April 5, 2012 -- The chancellor of California's community college system asked Santa Monica College on Wednesday to delay implementing its two-tier tuition pricing system while the state attorney general weighs in on its legality.

The chancellor's request comes one day after students were pepper sprayed by campus police when they stormed a Board of Trustees meeting to protest the program, which creates a non-profit organization designed to offer discontinued classes at a higher rate during the winter and summer.

Late Thursday morning, students continued to hold protests, marching on the administration building, which was put on lockdown.  

On Wednesday, Chancellor Jack Scott called President Chui L. Tsang and "asked the college to put the program on hold," said college spokesman Bruce Smith. "He has a couple of concerns.
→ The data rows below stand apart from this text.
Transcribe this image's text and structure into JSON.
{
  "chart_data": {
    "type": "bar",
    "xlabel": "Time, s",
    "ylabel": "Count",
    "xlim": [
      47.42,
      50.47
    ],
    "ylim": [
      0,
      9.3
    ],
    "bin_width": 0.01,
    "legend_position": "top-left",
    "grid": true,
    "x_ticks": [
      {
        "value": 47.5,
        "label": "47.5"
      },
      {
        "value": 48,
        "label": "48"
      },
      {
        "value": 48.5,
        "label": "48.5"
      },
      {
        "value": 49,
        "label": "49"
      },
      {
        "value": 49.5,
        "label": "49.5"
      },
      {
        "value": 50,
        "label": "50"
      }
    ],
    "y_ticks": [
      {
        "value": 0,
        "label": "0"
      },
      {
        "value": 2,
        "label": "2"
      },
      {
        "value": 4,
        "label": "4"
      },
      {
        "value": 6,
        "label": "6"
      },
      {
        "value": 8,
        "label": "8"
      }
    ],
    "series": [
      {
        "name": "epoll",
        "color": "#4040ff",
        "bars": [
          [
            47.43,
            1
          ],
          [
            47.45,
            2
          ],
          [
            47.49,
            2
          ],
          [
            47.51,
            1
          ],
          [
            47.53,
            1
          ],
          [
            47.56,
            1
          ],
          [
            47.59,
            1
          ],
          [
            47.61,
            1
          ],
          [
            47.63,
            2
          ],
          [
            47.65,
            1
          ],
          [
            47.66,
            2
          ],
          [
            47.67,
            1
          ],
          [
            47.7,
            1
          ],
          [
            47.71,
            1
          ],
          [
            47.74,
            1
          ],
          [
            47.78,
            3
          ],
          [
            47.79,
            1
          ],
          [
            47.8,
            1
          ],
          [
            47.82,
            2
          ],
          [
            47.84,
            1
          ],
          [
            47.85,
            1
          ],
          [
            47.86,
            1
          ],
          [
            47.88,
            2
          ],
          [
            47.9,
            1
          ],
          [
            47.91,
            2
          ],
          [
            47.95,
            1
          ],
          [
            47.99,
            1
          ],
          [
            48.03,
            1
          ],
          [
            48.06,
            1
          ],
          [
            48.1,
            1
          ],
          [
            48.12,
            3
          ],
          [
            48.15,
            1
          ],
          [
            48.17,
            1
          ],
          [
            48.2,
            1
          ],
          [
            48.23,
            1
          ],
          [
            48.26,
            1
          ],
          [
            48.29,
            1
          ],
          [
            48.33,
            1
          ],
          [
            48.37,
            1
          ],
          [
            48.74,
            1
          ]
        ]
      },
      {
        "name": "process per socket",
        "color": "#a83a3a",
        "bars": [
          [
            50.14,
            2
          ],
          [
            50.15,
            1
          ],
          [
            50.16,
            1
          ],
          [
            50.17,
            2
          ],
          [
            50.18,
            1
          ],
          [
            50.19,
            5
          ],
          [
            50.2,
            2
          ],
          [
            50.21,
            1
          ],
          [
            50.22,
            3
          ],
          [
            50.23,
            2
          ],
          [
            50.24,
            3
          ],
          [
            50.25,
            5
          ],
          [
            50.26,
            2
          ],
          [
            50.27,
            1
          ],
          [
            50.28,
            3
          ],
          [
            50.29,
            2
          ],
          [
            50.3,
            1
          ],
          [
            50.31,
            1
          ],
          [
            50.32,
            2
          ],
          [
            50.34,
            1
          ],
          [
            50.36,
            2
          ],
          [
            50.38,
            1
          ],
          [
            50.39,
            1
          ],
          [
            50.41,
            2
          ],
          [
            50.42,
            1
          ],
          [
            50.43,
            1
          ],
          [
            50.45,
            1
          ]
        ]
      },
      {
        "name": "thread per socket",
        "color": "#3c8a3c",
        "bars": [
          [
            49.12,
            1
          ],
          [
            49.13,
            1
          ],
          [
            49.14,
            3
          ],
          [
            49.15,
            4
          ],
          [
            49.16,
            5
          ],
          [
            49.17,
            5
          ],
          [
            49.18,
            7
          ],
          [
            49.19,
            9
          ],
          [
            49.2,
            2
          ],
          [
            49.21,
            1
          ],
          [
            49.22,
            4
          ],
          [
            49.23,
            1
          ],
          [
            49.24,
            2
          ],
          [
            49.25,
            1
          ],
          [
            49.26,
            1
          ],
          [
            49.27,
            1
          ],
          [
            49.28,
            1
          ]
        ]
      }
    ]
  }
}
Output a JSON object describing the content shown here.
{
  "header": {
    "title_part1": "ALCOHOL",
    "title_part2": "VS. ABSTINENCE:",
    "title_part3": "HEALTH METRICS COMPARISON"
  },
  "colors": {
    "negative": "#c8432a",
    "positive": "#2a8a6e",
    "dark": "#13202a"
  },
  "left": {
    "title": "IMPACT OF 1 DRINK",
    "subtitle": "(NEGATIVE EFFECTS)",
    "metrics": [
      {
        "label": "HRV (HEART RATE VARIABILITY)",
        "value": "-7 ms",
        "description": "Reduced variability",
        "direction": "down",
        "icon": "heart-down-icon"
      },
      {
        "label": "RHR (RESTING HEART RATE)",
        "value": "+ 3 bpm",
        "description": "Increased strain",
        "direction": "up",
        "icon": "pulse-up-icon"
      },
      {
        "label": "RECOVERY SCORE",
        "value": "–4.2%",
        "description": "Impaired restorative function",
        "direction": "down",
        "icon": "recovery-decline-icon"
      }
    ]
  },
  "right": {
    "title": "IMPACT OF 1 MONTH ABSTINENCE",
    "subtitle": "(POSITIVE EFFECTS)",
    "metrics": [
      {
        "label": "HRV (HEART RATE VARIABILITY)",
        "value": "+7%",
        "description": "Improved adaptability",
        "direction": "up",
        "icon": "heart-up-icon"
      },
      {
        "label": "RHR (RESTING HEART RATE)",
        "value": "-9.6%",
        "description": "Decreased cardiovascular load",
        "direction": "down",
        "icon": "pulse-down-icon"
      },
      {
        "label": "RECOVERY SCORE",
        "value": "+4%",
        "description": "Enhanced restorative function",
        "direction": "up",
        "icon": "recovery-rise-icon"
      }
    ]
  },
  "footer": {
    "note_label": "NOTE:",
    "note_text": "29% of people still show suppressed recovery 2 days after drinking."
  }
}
It was a good exchange of information.

"At this point the program is moving forward," said Smith.

Robert Myers, the campus counsel for the college, is "confident (the program) is completely legal," Smith said.

A former Santa Monica City Attorney, Myers was the architect of the City's rent control law and, more recently, served as lead counsel in the Chanda Smith class action lawsuit against the Los Angeles Unified School District.

The state attorney general is expected to issue an opinion within a week, according to the chancellor's office, which contends the new program violates state education codes.

Scott also expressed concerns that the program would exclude students who can't afford to pay the $180 per unit cost, nearly four times the $46 per unit for state-subsidized classes.

The plan, which is the first of its kind in the nation, has been a source of student ire since it was approved in March, quickly garnering national attention.

The “enrollment contract educational program” creates a non-profit organization designed to offer classes with the highest demand on SMC's campus that were discontinued during the winter and summer due to State budget cuts.  The program will have no effect on the regular spring and fall sessions.

The self-funding program would allow students who aren't able to get into the courses during regular sessions to take the same classes with SMC professors. But because the non-profit institution would not benefit from State subsidies, it would have to pay for the full cost of holding the classes itself.